SEC chair pushing for greater transparency around ESG funds
- Dan Primack, author of Axios Pro Rata

Illustration: Annelise Capossela/Axios
SEC chair Gary Gensler has a new target: ESG-focused funds.
Wait, what? No, Gensler doesn't oppose funds whose strategies include a focus on environmental, social and governance issues. But he does want ways to measure and verify that funds are using ESG as more than a buzzword to attract investment.
- Many institutional investors have ESG allocation targets, so there's lots of incentive to affix the acronym.
- This cuts across asset classes, including mutual funds, hedge funds, credit funds, private equity funds and venture capital funds.

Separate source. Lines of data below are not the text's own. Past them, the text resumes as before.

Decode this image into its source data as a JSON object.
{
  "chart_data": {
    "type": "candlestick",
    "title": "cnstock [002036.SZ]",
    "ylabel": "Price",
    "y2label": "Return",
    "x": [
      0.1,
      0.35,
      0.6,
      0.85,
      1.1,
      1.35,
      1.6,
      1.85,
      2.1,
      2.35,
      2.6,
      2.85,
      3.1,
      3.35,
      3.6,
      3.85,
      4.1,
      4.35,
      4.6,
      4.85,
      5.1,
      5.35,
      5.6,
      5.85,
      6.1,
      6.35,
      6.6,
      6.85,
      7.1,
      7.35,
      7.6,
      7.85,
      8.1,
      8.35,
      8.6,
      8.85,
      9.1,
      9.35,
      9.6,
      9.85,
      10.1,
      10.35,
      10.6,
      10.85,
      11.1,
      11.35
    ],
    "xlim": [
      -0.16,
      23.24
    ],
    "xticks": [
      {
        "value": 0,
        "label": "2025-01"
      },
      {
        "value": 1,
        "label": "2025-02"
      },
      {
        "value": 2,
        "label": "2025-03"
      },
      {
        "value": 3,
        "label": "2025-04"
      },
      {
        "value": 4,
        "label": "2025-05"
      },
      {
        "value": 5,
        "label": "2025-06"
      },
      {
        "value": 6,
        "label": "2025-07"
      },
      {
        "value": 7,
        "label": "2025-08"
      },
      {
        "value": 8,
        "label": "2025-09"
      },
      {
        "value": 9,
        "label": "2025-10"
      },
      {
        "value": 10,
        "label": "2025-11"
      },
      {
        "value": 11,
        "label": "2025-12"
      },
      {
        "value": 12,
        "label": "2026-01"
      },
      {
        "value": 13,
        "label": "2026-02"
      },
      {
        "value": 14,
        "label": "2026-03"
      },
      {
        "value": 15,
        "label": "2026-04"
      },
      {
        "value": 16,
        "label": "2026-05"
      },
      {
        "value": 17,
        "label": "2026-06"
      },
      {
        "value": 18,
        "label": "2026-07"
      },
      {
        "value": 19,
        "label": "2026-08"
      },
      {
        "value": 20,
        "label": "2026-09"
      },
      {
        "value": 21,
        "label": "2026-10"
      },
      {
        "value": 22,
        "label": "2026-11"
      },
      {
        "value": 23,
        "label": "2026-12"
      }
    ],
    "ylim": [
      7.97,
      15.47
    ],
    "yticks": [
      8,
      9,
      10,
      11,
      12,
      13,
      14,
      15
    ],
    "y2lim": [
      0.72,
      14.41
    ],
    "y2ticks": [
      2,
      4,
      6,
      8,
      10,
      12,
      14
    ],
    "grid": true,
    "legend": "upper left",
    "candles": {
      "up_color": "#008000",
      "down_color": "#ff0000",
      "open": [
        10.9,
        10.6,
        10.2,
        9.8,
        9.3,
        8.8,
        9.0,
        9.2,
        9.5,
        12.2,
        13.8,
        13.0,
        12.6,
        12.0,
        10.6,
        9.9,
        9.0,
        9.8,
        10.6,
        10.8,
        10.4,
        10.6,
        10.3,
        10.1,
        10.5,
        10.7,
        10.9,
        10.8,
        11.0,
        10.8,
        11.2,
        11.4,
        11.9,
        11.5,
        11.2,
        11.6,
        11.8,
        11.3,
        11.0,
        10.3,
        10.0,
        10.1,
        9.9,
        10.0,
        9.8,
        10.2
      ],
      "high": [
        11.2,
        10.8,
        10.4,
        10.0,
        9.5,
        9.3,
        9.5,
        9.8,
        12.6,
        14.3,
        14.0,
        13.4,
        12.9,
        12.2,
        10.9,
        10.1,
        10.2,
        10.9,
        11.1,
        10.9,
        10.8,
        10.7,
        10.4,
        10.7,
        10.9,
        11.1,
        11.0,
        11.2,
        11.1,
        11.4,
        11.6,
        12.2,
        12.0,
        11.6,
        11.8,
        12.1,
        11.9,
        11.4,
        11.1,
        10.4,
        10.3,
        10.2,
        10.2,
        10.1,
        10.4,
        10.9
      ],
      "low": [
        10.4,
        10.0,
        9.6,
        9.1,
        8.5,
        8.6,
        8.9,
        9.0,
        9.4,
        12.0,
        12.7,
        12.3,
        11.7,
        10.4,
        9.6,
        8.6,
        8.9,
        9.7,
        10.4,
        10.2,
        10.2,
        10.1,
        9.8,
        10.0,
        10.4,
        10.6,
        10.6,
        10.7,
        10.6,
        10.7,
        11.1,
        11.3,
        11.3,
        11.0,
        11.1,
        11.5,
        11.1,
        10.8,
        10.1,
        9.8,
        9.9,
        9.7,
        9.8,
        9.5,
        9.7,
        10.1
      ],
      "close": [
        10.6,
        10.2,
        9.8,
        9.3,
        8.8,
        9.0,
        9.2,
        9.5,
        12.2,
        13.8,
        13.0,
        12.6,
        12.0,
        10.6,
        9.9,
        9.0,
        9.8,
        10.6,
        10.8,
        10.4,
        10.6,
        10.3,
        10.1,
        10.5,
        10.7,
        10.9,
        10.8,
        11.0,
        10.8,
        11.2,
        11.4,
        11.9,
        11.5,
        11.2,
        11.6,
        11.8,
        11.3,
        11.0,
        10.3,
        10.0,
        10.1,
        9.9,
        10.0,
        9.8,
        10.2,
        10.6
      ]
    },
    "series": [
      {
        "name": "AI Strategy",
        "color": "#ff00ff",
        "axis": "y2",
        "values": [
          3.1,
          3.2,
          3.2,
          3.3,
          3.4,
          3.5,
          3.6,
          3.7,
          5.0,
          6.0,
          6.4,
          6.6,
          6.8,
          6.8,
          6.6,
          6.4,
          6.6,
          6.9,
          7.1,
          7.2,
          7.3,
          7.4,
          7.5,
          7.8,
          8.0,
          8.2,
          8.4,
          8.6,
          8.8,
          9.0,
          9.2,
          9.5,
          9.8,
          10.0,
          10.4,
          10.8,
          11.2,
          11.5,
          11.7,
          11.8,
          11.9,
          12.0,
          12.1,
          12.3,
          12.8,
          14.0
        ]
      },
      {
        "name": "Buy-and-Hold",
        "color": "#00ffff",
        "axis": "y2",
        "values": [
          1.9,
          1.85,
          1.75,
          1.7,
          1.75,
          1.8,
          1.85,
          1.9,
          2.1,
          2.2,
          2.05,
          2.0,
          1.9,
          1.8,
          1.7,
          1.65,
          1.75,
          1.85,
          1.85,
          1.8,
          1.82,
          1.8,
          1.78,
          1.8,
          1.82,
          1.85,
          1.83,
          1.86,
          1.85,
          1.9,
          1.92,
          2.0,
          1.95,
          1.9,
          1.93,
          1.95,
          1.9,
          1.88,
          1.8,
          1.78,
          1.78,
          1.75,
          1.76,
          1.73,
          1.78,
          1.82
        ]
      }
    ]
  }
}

By the numbers: The SEC estimates that there are at least 800 registered investment companies with more than $3 trillion in AUM, claiming to work toward ESG goals.

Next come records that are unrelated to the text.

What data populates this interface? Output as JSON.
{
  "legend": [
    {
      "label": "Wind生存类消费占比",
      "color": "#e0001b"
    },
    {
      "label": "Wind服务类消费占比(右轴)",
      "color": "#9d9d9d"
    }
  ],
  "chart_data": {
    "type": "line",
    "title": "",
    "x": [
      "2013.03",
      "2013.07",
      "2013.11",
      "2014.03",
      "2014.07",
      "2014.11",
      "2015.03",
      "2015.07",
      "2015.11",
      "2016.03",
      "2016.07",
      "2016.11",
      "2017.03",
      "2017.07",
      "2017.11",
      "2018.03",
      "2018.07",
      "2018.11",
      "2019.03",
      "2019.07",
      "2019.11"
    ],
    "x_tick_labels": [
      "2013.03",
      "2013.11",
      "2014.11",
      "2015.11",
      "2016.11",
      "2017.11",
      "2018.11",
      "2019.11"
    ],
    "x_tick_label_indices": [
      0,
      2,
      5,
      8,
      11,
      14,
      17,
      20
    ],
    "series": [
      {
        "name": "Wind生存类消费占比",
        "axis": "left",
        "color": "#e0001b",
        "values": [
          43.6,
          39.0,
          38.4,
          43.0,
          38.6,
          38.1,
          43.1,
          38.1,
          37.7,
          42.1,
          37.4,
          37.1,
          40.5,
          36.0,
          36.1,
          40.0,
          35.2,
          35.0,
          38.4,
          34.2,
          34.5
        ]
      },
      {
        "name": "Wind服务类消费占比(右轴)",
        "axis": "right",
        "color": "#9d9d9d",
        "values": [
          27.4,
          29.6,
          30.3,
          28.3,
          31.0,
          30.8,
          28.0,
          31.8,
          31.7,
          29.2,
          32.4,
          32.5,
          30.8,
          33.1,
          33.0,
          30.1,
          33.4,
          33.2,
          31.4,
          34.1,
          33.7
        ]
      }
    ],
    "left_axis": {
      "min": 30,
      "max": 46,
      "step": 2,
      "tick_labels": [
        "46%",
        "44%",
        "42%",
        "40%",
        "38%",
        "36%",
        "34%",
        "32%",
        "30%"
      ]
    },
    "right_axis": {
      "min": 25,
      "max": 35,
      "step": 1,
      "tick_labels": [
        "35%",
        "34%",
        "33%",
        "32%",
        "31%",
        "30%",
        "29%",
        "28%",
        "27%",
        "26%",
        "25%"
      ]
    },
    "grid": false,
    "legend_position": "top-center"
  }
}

What he said: Gensler used a grocery analogy, explaining how he can look at ingredients to verify if something claiming to be “fat free” is actually free of fats. And then noted how, in the investment space, a high-yield bond fund will disclose summaries of underlying credit ratings. ESG funds, however, are all over the place.

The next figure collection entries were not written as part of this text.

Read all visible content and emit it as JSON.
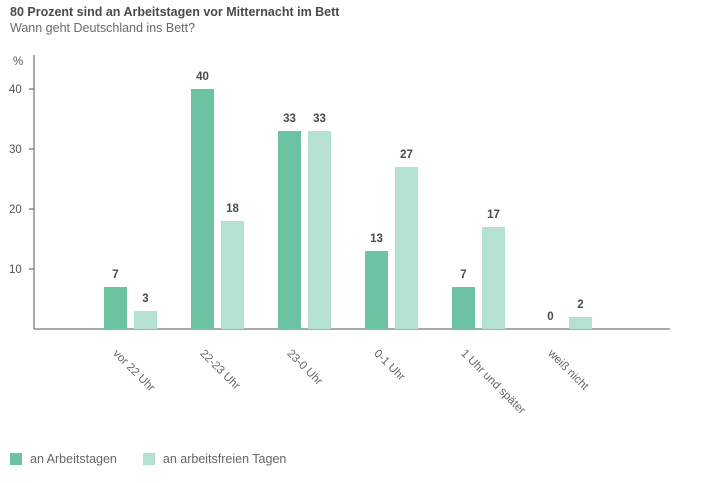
{
  "chart_data": {
    "type": "bar",
    "title": "80 Prozent sind an Arbeitstagen vor Mitternacht im Bett",
    "subtitle": "Wann geht Deutschland ins Bett?",
    "ylabel": "%",
    "xlabel": "",
    "ylim": [
      0,
      45
    ],
    "yticks": [
      10,
      20,
      30,
      40
    ],
    "categories": [
      "vor 22 Uhr",
      "22-23 Uhr",
      "23-0 Uhr",
      "0-1 Uhr",
      "1 Uhr und später",
      "weiß nicht"
    ],
    "series": [
      {
        "name": "an Arbeitstagen",
        "color": "#6cc3a1",
        "values": [
          7,
          40,
          33,
          13,
          7,
          0
        ]
      },
      {
        "name": "an arbeitsfreien Tagen",
        "color": "#b5e2d0",
        "values": [
          3,
          18,
          33,
          27,
          17,
          2
        ]
      }
    ],
    "legend": "bottom-left",
    "grid": false
  }
}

- “What we need are standards, measurement and transparency,” adds Case Foundation CEO Jean Case, who’s been beating this drum for years. “Today there's no criteria for labeling yourself an ESG fund.”
- Case also tells Axios that there’s also an argument for breaking up the three letters – as a firm could be legitimately strong on climate but disastrous on diversity or governance. (As an aside, how many ESG funds really focus on governance?)
The bottom line: ESG is at the edge of becoming goopy jargon; something slapped onto investment funds for marketing purposes. The question now is if it can be pulled back from that cliff.